Glenn Beck Versus Social Justice
A fellow Mormon explains why, contrary to Glenn Beck's advice, she won't leave her social justice church.
BY: Jana Riess
Dear Glenn Beck,
Have You Read the Book of Mormon Lately?
As you know, Glenn, during the last week, Christians of all stripes have debated your advice about exiting any churches that mentioned “social justice” or “economic justice” on their websites or preached it in their sermons. As you apparently hoped, you have dominated the airwaves. The good news for me is that, if you follow your own advice, you must soon be exiting The Church of Jesus Christ of Latter-day Saints, of which we are both members. And if that happens, I will dance a little jig.
You may have missed it, but social justice is a dominant feature of all four of our key sacred texts, including the Bible and the Book of Mormon. We could look at hundreds of relevant scriptures, since poverty was the thing Jesus preached about most often, but let me turn your attention to a scripture you might have missed: King Benjamin’s sermon in the Book of Mormon. A tweetable highlight:
And now... for the sake of retaining a remission of your sins from day to day, that ye may walk guiltless before God—I would that ye should impart of your substance to the poor, every man according to that which he hath, such as feeding the hungry, clothing the naked, visiting the sick and administering to their relief, both spiritually and temporally, according to their wants. (Mosiah 4:26)
See, Glenn? Not only are Mormons supposed to feed the hungry and all that, but we do this so we don’t lose our salvation. It’s not just a nice thing to do, or a civilized thing to do, or an optional thing to do. It’s a commandment of God. And if I were you reading this passage, I’d be quaking in my tailor-made Keds.
Mormons every day are living out these commandments. We preach about it from the pulpit. Maybe you missed the last few General Conferences of our church—or maybe you walked out in the middle, since parts of them dealt with helping the needy—but several of our international church leaders preached about poverty and the Saints’ responsibility to help out. And our current church prophet, Thomas S. Monson, has spoken often of how he grew up during the Depression and learned from his mother’s kindness about the importance of helping others get back on their feet. Maybe you haven’t noticed it while you’ve been busy shouting at folks on TV, but Monson’s tenure as the head of the Church has been marked by increased attention to social justice, the most recent example being the quiet addition in December of “help the poor” to the LDS purpose in the world. Our fourfold mission is now to preach the gospel, perfect the Saints, redeem the dead, and to care for the poor. Sorry for the inconvenient timing of that additional requirement, Glenn. It makes you look kinda stupid.

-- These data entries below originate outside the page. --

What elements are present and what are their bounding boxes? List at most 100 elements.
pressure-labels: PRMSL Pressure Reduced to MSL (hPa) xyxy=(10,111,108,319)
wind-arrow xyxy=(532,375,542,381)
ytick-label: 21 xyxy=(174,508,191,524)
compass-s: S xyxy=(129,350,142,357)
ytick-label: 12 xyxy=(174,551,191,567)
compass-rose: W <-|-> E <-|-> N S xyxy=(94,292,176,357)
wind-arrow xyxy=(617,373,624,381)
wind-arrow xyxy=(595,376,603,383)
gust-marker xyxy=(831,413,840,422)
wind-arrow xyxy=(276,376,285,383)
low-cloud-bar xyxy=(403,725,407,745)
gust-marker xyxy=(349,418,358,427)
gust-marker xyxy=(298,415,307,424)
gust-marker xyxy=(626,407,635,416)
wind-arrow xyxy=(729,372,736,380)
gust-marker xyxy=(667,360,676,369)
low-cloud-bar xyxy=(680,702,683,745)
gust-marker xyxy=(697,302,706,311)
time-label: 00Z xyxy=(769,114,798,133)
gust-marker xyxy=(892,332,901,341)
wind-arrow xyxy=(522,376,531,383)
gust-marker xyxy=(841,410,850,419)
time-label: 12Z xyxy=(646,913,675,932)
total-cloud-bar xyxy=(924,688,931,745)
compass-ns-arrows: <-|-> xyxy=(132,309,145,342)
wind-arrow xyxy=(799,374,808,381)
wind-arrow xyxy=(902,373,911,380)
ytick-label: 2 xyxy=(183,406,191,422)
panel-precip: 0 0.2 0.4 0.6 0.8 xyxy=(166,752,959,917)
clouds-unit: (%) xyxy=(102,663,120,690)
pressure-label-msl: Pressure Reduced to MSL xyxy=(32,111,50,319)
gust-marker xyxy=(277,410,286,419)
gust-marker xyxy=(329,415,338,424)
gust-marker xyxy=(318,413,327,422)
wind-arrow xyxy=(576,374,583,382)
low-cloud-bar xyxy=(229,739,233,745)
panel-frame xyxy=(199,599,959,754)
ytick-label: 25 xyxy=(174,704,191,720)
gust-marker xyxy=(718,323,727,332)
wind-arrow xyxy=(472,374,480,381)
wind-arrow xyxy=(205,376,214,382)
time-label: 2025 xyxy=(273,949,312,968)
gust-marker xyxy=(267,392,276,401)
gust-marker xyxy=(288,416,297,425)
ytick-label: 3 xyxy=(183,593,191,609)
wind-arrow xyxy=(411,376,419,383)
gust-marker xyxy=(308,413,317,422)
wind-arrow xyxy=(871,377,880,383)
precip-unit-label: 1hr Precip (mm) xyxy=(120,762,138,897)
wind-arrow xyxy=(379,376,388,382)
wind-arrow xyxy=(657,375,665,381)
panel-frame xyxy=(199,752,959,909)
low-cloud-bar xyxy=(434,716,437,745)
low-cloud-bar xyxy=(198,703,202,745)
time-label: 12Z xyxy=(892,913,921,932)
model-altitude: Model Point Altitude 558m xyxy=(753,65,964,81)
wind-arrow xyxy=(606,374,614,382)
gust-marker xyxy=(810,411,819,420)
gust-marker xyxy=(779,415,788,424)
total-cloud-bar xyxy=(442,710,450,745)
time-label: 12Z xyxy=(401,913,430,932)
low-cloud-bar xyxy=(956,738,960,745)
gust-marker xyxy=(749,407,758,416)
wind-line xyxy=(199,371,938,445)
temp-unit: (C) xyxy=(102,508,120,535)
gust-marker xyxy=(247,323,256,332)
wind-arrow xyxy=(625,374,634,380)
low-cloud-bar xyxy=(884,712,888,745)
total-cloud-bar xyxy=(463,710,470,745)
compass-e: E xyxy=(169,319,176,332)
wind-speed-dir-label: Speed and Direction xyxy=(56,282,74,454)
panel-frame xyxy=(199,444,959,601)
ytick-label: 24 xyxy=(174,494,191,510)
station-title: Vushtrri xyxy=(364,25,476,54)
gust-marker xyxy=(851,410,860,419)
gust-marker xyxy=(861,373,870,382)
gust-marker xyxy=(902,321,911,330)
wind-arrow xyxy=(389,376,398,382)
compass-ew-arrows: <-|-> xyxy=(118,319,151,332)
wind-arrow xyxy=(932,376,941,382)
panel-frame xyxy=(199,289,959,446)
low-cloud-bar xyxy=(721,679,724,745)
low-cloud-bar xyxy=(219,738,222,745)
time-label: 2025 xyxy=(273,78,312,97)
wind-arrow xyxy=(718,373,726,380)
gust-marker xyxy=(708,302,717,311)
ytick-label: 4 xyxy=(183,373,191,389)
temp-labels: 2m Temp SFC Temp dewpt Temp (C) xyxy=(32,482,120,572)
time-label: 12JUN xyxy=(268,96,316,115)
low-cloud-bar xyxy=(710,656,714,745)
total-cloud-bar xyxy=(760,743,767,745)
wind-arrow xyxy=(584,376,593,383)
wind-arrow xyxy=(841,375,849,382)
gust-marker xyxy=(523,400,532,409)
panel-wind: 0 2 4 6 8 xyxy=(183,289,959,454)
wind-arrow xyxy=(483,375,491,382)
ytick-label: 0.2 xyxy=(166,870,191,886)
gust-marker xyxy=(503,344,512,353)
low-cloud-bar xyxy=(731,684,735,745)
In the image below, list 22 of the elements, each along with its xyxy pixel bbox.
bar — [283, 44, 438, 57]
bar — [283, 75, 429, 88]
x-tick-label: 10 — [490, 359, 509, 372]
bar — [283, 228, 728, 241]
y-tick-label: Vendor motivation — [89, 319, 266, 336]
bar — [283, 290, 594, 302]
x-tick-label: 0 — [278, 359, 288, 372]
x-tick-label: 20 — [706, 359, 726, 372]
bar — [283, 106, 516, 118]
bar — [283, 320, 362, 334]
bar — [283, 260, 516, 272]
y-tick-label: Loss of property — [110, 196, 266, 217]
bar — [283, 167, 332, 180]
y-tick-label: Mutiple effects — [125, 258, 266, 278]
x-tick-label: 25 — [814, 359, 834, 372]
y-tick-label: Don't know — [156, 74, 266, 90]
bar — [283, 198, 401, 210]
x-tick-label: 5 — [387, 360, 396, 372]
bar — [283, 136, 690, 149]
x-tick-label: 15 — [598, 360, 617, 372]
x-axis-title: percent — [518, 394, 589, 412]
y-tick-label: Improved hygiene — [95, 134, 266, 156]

Mormon social justice happens in every congregation of our church. On the first Sunday of each month, I’m invited to a welfare meeting where about eight members of my ward (local congregation), including the bishop, discreetly discuss the needs of church members who are struggling and require assistance. These needs vary widely, from a middle-class family that is temporarily out of work to more chronic cases of systemic urban poverty.
The money to help them comes from Mormon fast offerings, which we collect once a month when the whole denomination abstains from food and water for 24 hours. These donations have created one of the largest private welfare systems in the world—which must be an embarrassment to you, since you’re so opposed to welfare programs. Our LDS Humanitarian fund has also donated over half a billion dollars to disaster relief, and the program keeps growing.
It’s all wrapped up in that hymn we often sing: “Because I have been given much, I too must give.” Most Mormons could and should do more to live out the ideals of that song, and of our heritage. I know I ought to. But you most of all, Glenn. You most of all.